De vier Amerikaanse para’s bevestigden hun dankbaarheid middels onderstaande haastige krabbels. Generaal Eisenhower deed dat officieel nog eens over. En ook Sir Arthur Tedder, G.C.B., de Britse Luchtmachtcommandant – voluit: Deputy Supreme Commander, Allied Expeditionary Force – liet zijn waardering voor Johannes Schippers blijken.

Na de bevrijding wilden mensen die zich voordeden als verzetslieden, maar dat  niet waren geweest, de NSB-ers kaalscheren, die niet meer dan zogenaamde “brood-NSB-ers” waren geweest. (papieren leden, die de ideologie van de NSB niet aanhingen en niet actief waren binnen de beweging.
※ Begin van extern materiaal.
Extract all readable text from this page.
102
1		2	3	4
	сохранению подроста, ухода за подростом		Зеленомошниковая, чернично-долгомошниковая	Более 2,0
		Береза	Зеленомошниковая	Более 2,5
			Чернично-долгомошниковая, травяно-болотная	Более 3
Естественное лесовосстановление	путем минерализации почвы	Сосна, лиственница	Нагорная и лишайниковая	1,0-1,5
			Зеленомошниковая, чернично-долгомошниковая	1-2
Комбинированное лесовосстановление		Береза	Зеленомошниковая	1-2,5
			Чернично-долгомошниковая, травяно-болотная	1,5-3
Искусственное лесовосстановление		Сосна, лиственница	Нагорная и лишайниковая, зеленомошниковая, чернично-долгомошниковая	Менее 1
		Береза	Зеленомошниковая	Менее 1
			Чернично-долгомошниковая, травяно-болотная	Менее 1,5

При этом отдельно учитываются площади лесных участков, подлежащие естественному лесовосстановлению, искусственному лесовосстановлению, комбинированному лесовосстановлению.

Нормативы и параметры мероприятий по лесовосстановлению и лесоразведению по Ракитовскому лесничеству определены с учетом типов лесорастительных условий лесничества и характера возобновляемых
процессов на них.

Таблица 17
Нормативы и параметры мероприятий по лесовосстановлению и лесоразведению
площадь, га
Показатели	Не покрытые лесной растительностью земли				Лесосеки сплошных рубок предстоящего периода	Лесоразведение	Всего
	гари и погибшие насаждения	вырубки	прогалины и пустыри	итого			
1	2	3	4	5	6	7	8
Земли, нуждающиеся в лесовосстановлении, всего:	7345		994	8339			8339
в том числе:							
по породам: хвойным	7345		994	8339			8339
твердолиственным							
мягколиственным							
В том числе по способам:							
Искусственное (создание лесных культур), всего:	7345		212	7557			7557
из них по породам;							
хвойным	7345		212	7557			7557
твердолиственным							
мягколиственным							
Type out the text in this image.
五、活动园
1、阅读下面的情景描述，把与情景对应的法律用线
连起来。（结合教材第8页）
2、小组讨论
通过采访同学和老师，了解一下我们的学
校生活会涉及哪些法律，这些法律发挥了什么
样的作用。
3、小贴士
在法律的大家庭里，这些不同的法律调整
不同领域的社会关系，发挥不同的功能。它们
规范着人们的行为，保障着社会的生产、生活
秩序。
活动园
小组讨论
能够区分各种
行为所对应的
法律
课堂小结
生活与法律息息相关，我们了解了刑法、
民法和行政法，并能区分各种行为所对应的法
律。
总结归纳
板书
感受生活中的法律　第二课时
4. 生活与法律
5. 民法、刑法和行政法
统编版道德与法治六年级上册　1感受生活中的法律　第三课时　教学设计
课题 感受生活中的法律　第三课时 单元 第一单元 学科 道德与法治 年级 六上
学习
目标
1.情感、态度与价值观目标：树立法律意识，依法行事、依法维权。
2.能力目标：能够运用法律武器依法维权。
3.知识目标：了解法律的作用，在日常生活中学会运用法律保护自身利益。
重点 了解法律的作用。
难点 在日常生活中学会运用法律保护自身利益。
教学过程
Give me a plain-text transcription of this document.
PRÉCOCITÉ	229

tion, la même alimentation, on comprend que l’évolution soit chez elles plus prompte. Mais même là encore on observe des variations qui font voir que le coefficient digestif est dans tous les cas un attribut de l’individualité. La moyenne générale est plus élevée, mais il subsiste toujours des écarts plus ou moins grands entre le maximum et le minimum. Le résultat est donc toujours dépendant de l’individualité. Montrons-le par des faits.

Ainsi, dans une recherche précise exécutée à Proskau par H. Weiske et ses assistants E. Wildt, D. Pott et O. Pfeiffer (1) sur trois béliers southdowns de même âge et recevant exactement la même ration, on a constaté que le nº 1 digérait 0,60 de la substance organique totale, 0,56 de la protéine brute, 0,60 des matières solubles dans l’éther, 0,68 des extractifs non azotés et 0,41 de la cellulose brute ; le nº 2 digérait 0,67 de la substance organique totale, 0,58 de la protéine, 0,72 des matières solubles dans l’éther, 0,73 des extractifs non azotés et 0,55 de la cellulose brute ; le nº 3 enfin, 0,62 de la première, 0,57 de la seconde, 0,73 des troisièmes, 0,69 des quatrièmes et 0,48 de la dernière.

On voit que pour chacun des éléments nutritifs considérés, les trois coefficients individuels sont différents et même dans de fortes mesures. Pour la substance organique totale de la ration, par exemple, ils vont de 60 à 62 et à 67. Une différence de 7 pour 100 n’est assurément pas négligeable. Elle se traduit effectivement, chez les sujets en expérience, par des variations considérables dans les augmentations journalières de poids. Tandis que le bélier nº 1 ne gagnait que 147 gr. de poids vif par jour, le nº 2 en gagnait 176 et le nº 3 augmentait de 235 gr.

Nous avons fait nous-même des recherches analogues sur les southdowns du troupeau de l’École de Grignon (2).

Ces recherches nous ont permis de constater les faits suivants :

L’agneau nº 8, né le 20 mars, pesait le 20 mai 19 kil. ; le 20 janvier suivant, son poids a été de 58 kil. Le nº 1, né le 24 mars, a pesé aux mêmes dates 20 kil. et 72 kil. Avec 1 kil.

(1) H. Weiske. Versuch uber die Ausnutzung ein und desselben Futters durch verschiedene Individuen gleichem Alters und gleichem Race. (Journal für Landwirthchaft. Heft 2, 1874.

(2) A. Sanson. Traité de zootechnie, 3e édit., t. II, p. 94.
J.S.). Mijn vader heeft die acties tegengehouden. Hij zei: “Dat moeten burgers niet doen, dat is werk voor rechters”. Twee huizen bij ons vandaan, woonde een weduwnaar met opgroeiende kinderen. Dat was zo’n NSB-er, maar hij kon niet anders. Die wilden ze ook vastzetten. Vader zei: “Die man had mij kunnen verraden, als hij gewild had. Maar dat deed hij niet”. Tegenover ons woonde iemand anders, geen Mierlonaar, die later voor de Duitsers ging vechten aan het Oostfront. Iedereen was bang voor die man met zijn grote herdershond, maar mijn vader niet.

Een keer zijn er splinterbommen gevallen in een wei tegenover ons huis. (bommen waarvan de mantel bij het exploderen in een groot aantal scherp gekartelde brokstukken uiteenspat. J.S.). Boer Driekske Raymakers had er gewoonlijk zijn vee staan. Maar nu hadden Engelse soldaten er met een klein kampement gestaan. Op die dag waren ze net vertrokken. Er waren alleen nog een paar tenten en auto’s overgebleven. Bij dat voor de Engelsen bedoelde bombardement sneuvelden er een volwassen man, Jan Baptist Rademakers, en een baby van de familie Vossenberg. Bij ons en bij andere mensen, die aan dat weiland woonden, waren alle ramen kapot.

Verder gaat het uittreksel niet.